In all species and regions, ACh 10^-6-10^-2M evoked concentration-dependent contractions. Compared to rat and mouse, the thoracic oesophagus of Suncus generated a significantly greater rise in muscle tension in response to ACh (eg. respectively, 177.5 ± 6.6, 43.4 ± 7.16 and 40.1 ± 12.3 g /g wet weight during the first 30 s after ACh 10^-2 M). In abdominal and thoracic oesophageal preparations of rat and mouse, ACh rapidly evoked contractions which partially and rapidly faded to sustained smaller contractions; in Suncus, the evoked contractions were monophasic and maintained. The latter were substantially reduced by atropine (eg. by 91 and 88 % respectively during the first 30 s in abdominal and thoracic oesophagus) whereas in the rat and mouse, the first component of the response to ACh (10^-3 M) was unaffected by atropine but significantly reduced by atropine plus pancuronium (eg. 71 and 65 % reduction for rat, 50 and 60 % for mouse abdominal and thoracic oesophagus, respectively). In the rodent species, the second, more sustained phase of the contractions to ACh were greatly reduced (rat; eg. by 58 and 78 % at 30 s for abdominal and thoracic oesophagus) or abolished (mouse) by atropine alone. In the lower oesophageal sphincter of all species, the contractions to ACh (10^-3 M) were greatly reduced or abolished by atropine; pancuronium had no additional effects.

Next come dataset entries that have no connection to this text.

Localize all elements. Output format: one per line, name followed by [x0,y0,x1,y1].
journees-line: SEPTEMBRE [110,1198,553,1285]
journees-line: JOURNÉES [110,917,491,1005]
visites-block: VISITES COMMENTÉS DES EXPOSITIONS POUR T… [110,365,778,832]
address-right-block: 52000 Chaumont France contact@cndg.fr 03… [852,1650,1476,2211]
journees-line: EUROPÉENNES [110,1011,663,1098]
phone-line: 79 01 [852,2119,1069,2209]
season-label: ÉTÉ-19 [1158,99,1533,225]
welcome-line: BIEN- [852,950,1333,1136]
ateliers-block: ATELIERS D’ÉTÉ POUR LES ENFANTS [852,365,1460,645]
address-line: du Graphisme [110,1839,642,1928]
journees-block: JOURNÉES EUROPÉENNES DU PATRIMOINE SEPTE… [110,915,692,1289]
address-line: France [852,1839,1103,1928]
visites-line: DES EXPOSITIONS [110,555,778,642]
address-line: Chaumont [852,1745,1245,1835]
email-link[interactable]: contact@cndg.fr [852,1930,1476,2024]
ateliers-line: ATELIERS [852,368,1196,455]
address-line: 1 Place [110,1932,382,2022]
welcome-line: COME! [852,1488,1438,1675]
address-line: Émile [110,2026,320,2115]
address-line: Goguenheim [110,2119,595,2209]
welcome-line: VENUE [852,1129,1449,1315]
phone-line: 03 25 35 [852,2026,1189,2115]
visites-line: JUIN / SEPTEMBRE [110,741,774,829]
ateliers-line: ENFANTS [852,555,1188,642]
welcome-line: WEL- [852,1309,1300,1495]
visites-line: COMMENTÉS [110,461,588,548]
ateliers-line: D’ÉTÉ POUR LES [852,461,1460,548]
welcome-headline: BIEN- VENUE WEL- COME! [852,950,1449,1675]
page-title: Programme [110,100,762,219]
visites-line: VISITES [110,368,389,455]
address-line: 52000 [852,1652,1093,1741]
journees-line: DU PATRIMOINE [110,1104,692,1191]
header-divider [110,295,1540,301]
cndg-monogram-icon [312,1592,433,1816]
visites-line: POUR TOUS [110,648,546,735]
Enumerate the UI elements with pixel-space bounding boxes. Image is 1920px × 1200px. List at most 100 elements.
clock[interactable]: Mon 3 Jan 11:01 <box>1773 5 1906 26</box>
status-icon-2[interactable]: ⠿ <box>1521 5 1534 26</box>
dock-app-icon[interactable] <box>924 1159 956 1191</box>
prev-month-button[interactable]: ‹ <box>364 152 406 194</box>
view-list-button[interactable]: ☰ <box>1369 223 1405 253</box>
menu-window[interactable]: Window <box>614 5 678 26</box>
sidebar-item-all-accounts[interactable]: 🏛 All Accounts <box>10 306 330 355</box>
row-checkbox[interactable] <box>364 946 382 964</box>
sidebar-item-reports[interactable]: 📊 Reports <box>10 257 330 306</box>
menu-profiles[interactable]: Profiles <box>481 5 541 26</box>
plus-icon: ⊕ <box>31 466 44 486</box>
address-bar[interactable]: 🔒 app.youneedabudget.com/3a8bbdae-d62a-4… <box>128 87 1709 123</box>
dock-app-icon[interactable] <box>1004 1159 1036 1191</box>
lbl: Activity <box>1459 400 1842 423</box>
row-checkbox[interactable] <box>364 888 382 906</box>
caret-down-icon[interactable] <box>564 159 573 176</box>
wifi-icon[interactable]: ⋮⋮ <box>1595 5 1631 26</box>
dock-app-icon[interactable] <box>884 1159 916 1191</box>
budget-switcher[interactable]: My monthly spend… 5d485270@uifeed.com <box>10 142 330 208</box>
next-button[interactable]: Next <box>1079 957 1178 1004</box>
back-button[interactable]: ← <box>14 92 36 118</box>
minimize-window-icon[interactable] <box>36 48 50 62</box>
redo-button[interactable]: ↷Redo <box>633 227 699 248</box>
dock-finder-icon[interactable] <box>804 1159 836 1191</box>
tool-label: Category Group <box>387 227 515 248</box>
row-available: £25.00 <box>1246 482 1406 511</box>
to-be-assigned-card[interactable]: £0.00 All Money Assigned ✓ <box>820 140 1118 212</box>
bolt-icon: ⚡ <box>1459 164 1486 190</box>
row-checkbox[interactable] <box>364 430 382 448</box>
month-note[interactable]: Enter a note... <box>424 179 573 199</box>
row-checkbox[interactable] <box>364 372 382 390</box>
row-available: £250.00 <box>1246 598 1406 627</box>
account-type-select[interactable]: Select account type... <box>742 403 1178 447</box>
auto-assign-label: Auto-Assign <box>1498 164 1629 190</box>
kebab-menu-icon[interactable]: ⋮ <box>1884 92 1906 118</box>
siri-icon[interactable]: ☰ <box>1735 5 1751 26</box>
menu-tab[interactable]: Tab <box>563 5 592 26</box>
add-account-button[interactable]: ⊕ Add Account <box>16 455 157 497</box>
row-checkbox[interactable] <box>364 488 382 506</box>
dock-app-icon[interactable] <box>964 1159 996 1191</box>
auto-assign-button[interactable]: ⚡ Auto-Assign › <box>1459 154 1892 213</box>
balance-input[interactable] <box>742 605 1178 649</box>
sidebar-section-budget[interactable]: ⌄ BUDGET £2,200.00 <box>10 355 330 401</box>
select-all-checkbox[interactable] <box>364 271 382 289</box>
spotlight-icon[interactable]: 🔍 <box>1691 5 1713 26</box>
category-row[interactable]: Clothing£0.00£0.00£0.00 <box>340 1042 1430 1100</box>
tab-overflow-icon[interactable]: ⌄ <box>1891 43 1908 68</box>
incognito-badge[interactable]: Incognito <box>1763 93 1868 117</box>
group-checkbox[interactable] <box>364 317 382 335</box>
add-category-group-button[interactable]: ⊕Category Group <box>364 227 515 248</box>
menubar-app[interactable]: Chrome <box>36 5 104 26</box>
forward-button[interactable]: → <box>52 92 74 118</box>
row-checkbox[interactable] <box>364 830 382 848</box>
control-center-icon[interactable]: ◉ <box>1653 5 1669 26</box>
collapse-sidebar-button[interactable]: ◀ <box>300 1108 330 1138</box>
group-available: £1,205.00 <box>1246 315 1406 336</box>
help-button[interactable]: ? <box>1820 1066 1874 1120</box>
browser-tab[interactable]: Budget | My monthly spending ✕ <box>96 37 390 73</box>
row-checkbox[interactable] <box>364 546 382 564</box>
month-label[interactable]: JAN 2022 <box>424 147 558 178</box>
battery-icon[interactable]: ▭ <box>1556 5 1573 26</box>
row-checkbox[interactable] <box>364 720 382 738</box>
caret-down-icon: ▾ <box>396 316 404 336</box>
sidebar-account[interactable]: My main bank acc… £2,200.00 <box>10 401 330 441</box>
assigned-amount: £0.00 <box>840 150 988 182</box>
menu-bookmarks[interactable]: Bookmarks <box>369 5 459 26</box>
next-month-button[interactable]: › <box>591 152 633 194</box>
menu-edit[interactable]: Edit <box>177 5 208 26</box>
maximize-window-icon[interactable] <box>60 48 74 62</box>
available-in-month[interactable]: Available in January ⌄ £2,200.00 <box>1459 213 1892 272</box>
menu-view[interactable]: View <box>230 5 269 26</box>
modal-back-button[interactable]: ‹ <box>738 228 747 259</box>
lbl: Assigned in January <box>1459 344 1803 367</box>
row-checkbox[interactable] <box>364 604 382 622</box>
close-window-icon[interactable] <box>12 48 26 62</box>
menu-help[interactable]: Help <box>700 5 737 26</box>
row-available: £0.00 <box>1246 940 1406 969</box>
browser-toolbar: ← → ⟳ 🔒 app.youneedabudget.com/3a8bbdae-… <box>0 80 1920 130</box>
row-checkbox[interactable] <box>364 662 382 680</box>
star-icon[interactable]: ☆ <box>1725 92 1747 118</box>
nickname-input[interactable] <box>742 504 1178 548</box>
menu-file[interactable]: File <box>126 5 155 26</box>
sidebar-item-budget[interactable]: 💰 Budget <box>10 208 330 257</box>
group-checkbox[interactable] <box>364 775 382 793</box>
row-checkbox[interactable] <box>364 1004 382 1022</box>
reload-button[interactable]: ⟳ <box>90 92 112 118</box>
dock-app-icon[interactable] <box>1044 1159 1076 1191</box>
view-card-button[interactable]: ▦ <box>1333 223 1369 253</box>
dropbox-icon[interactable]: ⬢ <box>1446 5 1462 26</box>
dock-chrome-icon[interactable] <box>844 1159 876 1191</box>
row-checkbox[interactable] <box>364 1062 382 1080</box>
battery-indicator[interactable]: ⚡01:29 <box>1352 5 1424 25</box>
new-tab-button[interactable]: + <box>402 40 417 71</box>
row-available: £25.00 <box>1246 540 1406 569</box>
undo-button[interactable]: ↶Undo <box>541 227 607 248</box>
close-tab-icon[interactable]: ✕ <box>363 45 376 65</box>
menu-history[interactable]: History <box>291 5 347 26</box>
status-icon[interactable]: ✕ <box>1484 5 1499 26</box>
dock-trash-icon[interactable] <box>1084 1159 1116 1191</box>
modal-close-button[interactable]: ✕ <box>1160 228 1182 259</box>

ACh-induced contractions of the oesophagus of Suncus may be mediated predominantly by smooth muscle muscarinic receptors, whereas both striated and smooth muscles contribute to biphasic contractions in rat and mouse, involving nicotinic and muscarinic receptors. The ability of the thoracic oesophagus of Suncus to generate greater tension in response to ACh suggests that substantial shortening of the oesophagus plays an important role in reducing the length of the abdominal oesophagus during vomiting, and that the necessity for this function is reduced in non-emetic animals. Our data provides evidence for functional differences in the oesophagus between emetic and non-emetic species.